Masuklah kalau kamu tak suka tata bahasa. Tolonglah
 
kalau begitu, ganti bajumu dengan bajuku. Mesin
 
cuci telah mencucinya setelah aku mabuk, setelah
 
aku menangis, setelah aku bunuh diri 12 menit yang
 
lalu. Bayangkan tubuhku dalam baju kekosongan itu.
 
Tolonglah bacakan kesedihan-kesedihanmu:

“Kemarin aku bosan, hari ini aku bosan, besok akan
 kembali lagi bosan yang kemarin.” Apa tata bahasa
 
harus diubah menjadi museum es krim supaya kamu
 
tidak bosan. Tolonglah. Semua yang dilakukan atas
 
nama bahasa, adalah topeng api. Pasar yang 
mengganti tubuhmu menjadi mesin penghancur
 
dokumen. Tolonglah, aku hanya seseorang dalam
 
prosa-prosa seperti ini, seorang pelancong yang
 
meledak dalam sebuah kamus. Sebuah puisi murung
 
dalam mulut mayat seorang penyair.
 
Tolonglah, tidurkan aku dalam kesunyianmu yang
 
tak terjemahkan. Mesin penghancur dokumen yang
 
sendirian dalam kisah-kisahmu.

Sumber: Museum Penghancur Dokumen (2013)

Analisis Puisi:

Puisi "Mesin Penghancur Dokumen" karya Afrizal Malna adalah sebuah karya yang menggambarkan perjuangan individu dalam menghadapi kekosongan, kebingungan, dan kebosanan dalam kehidupan modern.

Kritik terhadap Kesendirian dan Kebosanan: Puisi ini mencerminkan kesendirian dan kebosanan yang dirasakan oleh individu dalam kehidupan sehari-hari. Pengulangan kata "bosan" mencerminkan monotoni dan kekosongan yang dirasakan oleh individu, yang terjebak dalam rutinitas dan tuntutan masyarakat modern.

Penolakan terhadap Kebutuhan Materialistik: Penolakan tokoh terhadap tawaran makanan dan minuman menggambarkan penolakan terhadap kebutuhan materialistik dan permintaan eksternal yang tidak relevan. Tokoh menolak untuk memenuhi kebutuhan fisiknya, menunjukkan prioritasnya pada kebutuhan emosional dan spiritual.

Pertentangan antara Masa Kini dan Masa Lalu: Puisi ini mengeksplorasi pertentangan antara masa kini dan masa lalu, serta konflik antara tradisi dan modernitas. Penggunaan bahasa yang tidak konvensional dan permainan kata menciptakan suasana yang tidak pasti dan kontradiktif, mencerminkan perjuangan individu dalam menavigasi dunia yang terus berubah.

Simbolisme Mesin Penghancur Dokumen: Mesin penghancur dokumen menjadi simbol dari kekuatan modernitas dan konformitas, yang mengancam untuk menghancurkan identitas dan kreativitas individu. Mesin ini juga dapat diinterpretasikan sebagai representasi dari kesibukan dan tekanan dalam kehidupan modern yang dapat menghancurkan jiwa individu.
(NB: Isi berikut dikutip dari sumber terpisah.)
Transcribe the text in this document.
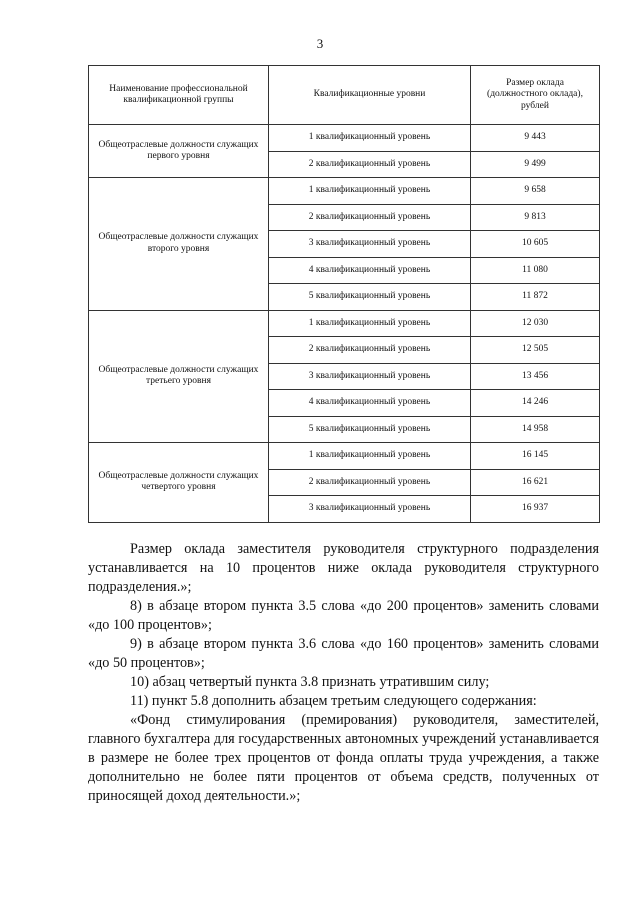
3
Наименование профессиональной квалификационной группы	Квалификационные уровни	Размер оклада (должностного оклада), рублей
Общеотраслевые должности служащих первого уровня	1 квалификационный уровень	9 443
	2 квалификационный уровень	9 499
Общеотраслевые должности служащих второго уровня	1 квалификационный уровень	9 658
	2 квалификационный уровень	9 813
	3 квалификационный уровень	10 605
	4 квалификационный уровень	11 080
	5 квалификационный уровень	11 872
Общеотраслевые должности служащих третьего уровня	1 квалификационный уровень	12 030
	2 квалификационный уровень	12 505
	3 квалификационный уровень	13 456
	4 квалификационный уровень	14 246
	5 квалификационный уровень	14 958
Общеотраслевые должности служащих четвертого уровня	1 квалификационный уровень	16 145
	2 квалификационный уровень	16 621
	3 квалификационный уровень	16 937

Размер оклада заместителя руководителя структурного подразделения устанавливается на 10 процентов ниже оклада руководителя структурного подразделения.»;

8) в абзаце втором пункта 3.5 слова «до 200 процентов» заменить словами «до 100 процентов»;

9) в абзаце втором пункта 3.6 слова «до 160 процентов» заменить словами «до 50 процентов»;

10) абзац четвертый пункта 3.8 признать утратившим силу;

11) пункт 5.8 дополнить абзацем третьим следующего содержания:

«Фонд стимулирования (премирования) руководителя, заместителей, главного бухгалтера для государственных автономных учреждений устанавливается в размере не более трех процентов от фонда оплаты труда учреждения, а также дополнительно не более пяти процентов от объема средств, полученных от приносящей доход деятельности.»;
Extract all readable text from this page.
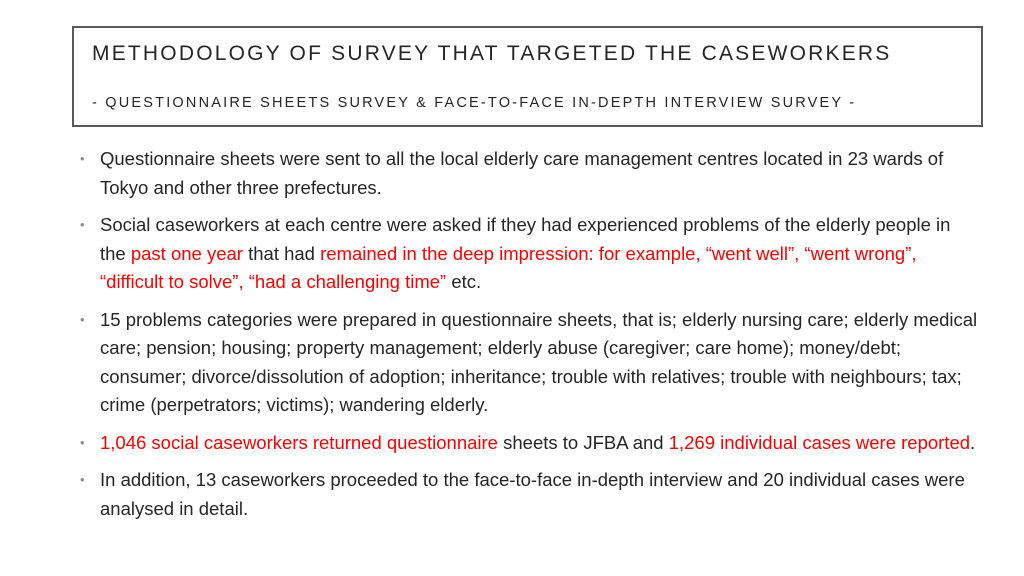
METHODOLOGY OF SURVEY THAT TARGETED THE CASEWORKERS
- QUESTIONNAIRE SHEETS SURVEY & FACE-TO-FACE IN-DEPTH INTERVIEW SURVEY -
• Questionnaire sheets were sent to all the local elderly care management centres located in 23 wards of Tokyo and other three prefectures.
• Social caseworkers at each centre were asked if they had experienced problems of the elderly people in the past one year that had remained in the deep impression: for example, “went well”, “went wrong”, “difficult to solve”, “had a challenging time” etc.
• 15 problems categories were prepared in questionnaire sheets, that is; elderly nursing care; elderly medical care; pension; housing; property management; elderly abuse (caregiver; care home); money/debt; consumer; divorce/dissolution of adoption; inheritance; trouble with relatives; trouble with neighbours; tax; crime (perpetrators; victims); wandering elderly.
• 1,046 social caseworkers returned questionnaire sheets to JFBA and 1,269 individual cases were reported.
• In addition, 13 caseworkers proceeded to the face-to-face in-depth interview and 20 individual cases were analysed in detail.
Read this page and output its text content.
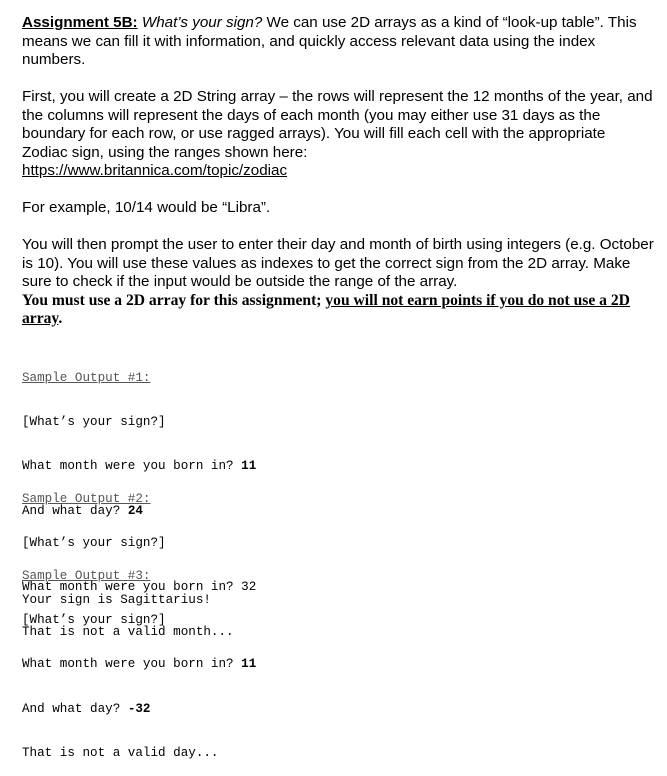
Assignment 5B: What’s your sign? We can use 2D arrays as a kind of “look-up table”. This means we can fill it with information, and quickly access relevant data using the index numbers.

First, you will create a 2D String array – the rows will represent the 12 months of the year, and the columns will represent the days of each month (you may either use 31 days as the boundary for each row, or use ragged arrays). You will fill each cell with the appropriate Zodiac sign, using the ranges shown here:
https://www.britannica.com/topic/zodiac

For example, 10/14 would be “Libra”.

You will then prompt the user to enter their day and month of birth using integers (e.g. October is 10). You will use these values as indexes to get the correct sign from the 2D array. Make sure to check if the input would be outside the range of the array.

You must use a 2D array for this assignment; you will not earn points if you do not use a 2D array.

Sample Output #1:

[What’s your sign?]

What month were you born in? 11

And what day? 24

Your sign is Sagittarius!

Sample Output #2:

[What’s your sign?]

What month were you born in? 32

That is not a valid month...

Sample Output #3:

[What’s your sign?]

What month were you born in? 11

And what day? -32

That is not a valid day...
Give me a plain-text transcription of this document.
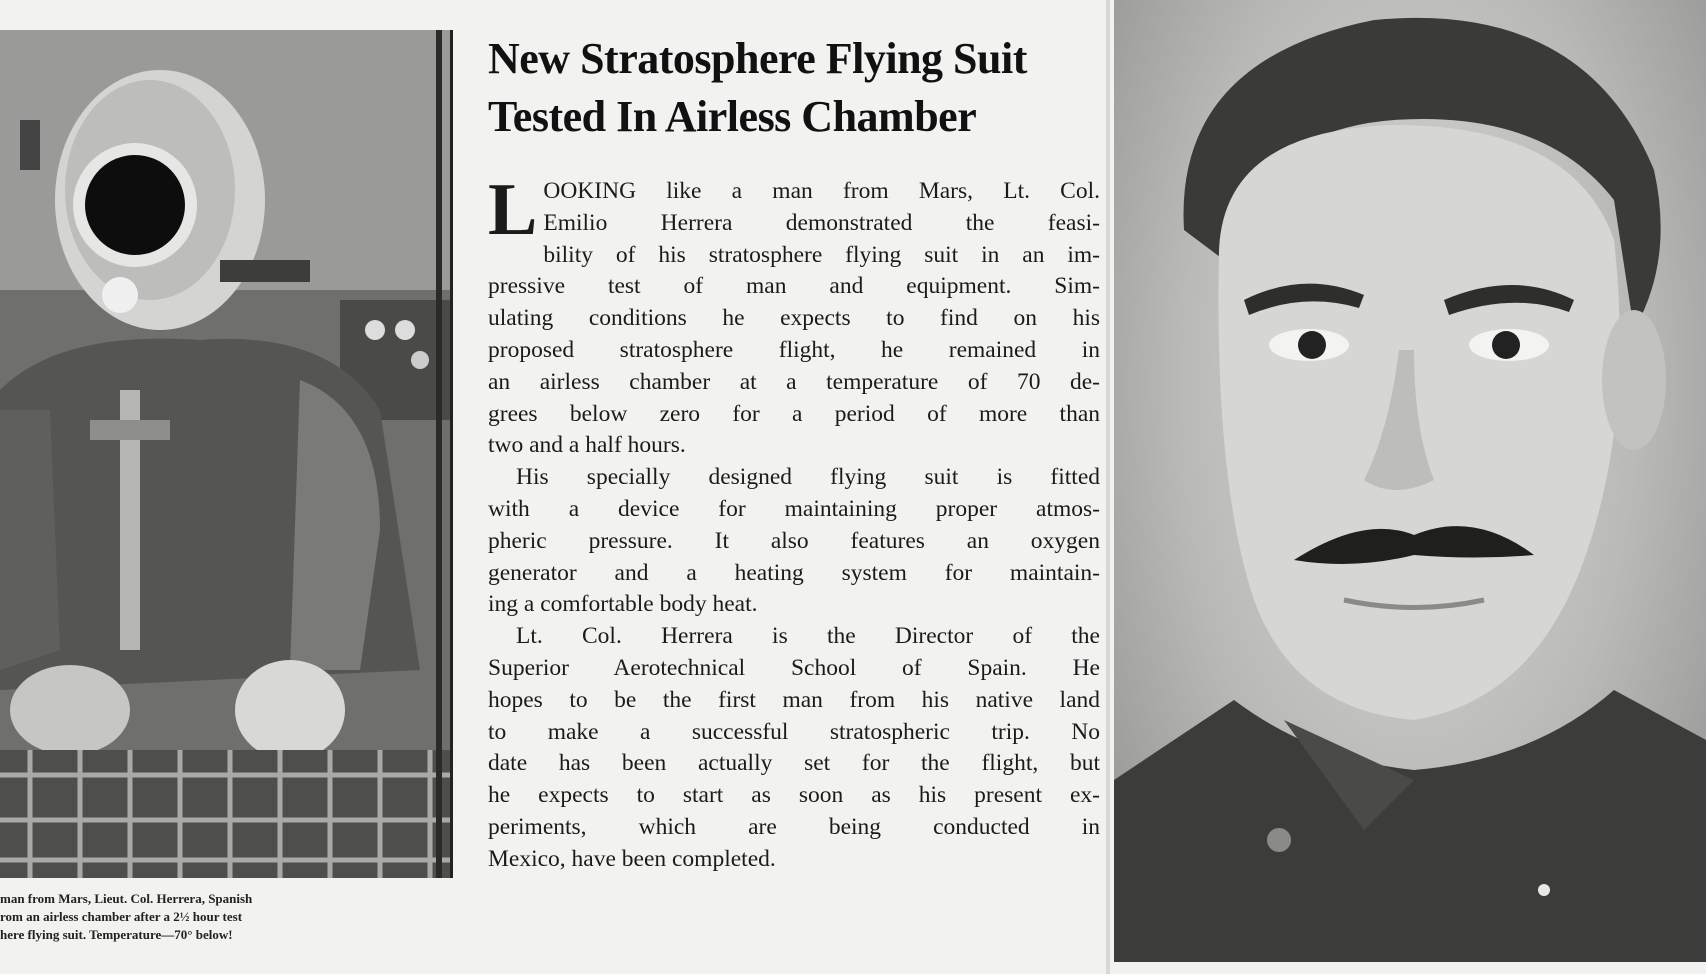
man from Mars, Lieut. Col. Herrera, Spanish
rom an airless chamber after a 2½ hour test
here flying suit. Temperature—70° below!
New Stratosphere Flying Suit
Tested In Airless Chamber
L OOKING like a man from Mars, Lt. Col.
Emilio Herrera demonstrated the feasi-
bility of his stratosphere flying suit in an im-
pressive test of man and equipment. Sim-
ulating conditions he expects to find on his
proposed stratosphere flight, he remained in
an airless chamber at a temperature of 70 de-
grees below zero for a period of more than
two and a half hours.
His specially designed flying suit is fitted
with a device for maintaining proper atmos-
pheric pressure. It also features an oxygen
generator and a heating system for maintain-
ing a comfortable body heat.
Lt. Col. Herrera is the Director of the
Superior Aerotechnical School of Spain. He
hopes to be the first man from his native land
to make a successful stratospheric trip. No
date has been actually set for the flight, but
he expects to start as soon as his present ex-
periments, which are being conducted in
Mexico, have been completed.
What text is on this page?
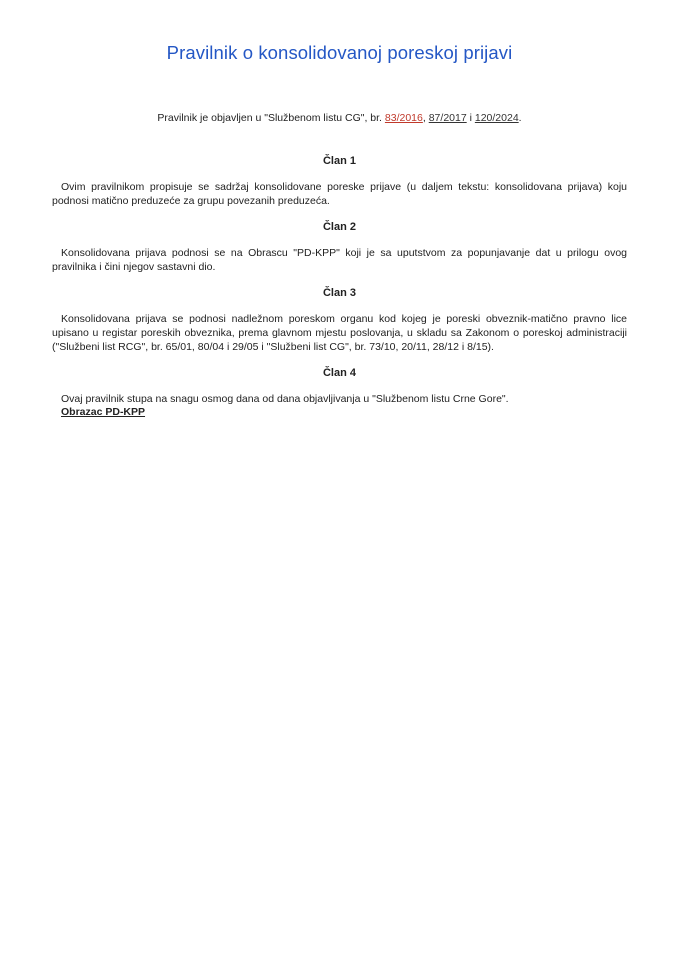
Pravilnik o konsolidovanoj poreskoj prijavi

Pravilnik je objavljen u "Službenom listu CG", br. 83/2016, 87/2017 i 120/2024.

Član 1

Ovim pravilnikom propisuje se sadržaj konsolidovane poreske prijave (u daljem tekstu: konsolidovana prijava) koju podnosi matično preduzeće za grupu povezanih preduzeća.

Član 2

Konsolidovana prijava podnosi se na Obrascu "PD-KPP" koji je sa uputstvom za popunjavanje dat u prilogu ovog pravilnika i čini njegov sastavni dio.

Član 3

Konsolidovana prijava se podnosi nadležnom poreskom organu kod kojeg je poreski obveznik-matično pravno lice upisano u registar poreskih obveznika, prema glavnom mjestu poslovanja, u skladu sa Zakonom o poreskoj administraciji ("Službeni list RCG", br. 65/01, 80/04 i 29/05 i "Službeni list CG", br. 73/10, 20/11, 28/12 i 8/15).

Član 4

Ovaj pravilnik stupa na snagu osmog dana od dana objavljivanja u "Službenom listu Crne Gore".

Obrazac PD-KPP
Penggunaan Bahasa dan Gaya Penulisan: Afrizal Malna menggunakan bahasa yang kompleks dan penuh dengan gambaran yang kuat, menciptakan atmosfer yang gelap dan membingungkan. Permainan kata dan penggunaan imajinatif bahasa menciptakan lapisan makna yang mendalam dan memperkuat pesan puisi.

Puisi "Mesin Penghancur Dokumen" karya Afrizal Malna adalah sebuah karya yang menyoroti perjuangan individu dalam menghadapi kesendirian, kebosanan, dan tekanan modernitas. Dengan gaya penulisan yang kompleks dan penuh dengan simbolisme, puisi ini mengajak pembaca untuk merenungkan makna dan dampak dari konformitas dan tekanan dalam kehidupan kontemporer.

Puisi Afrizal Malna
Puisi: Mesin Penghancur Dokumen
Karya: Afrizal Malna

Biodata Afrizal Malna:
  • Afrizal Malna lahir pada tanggal 7 Juni 1957 di Jakarta.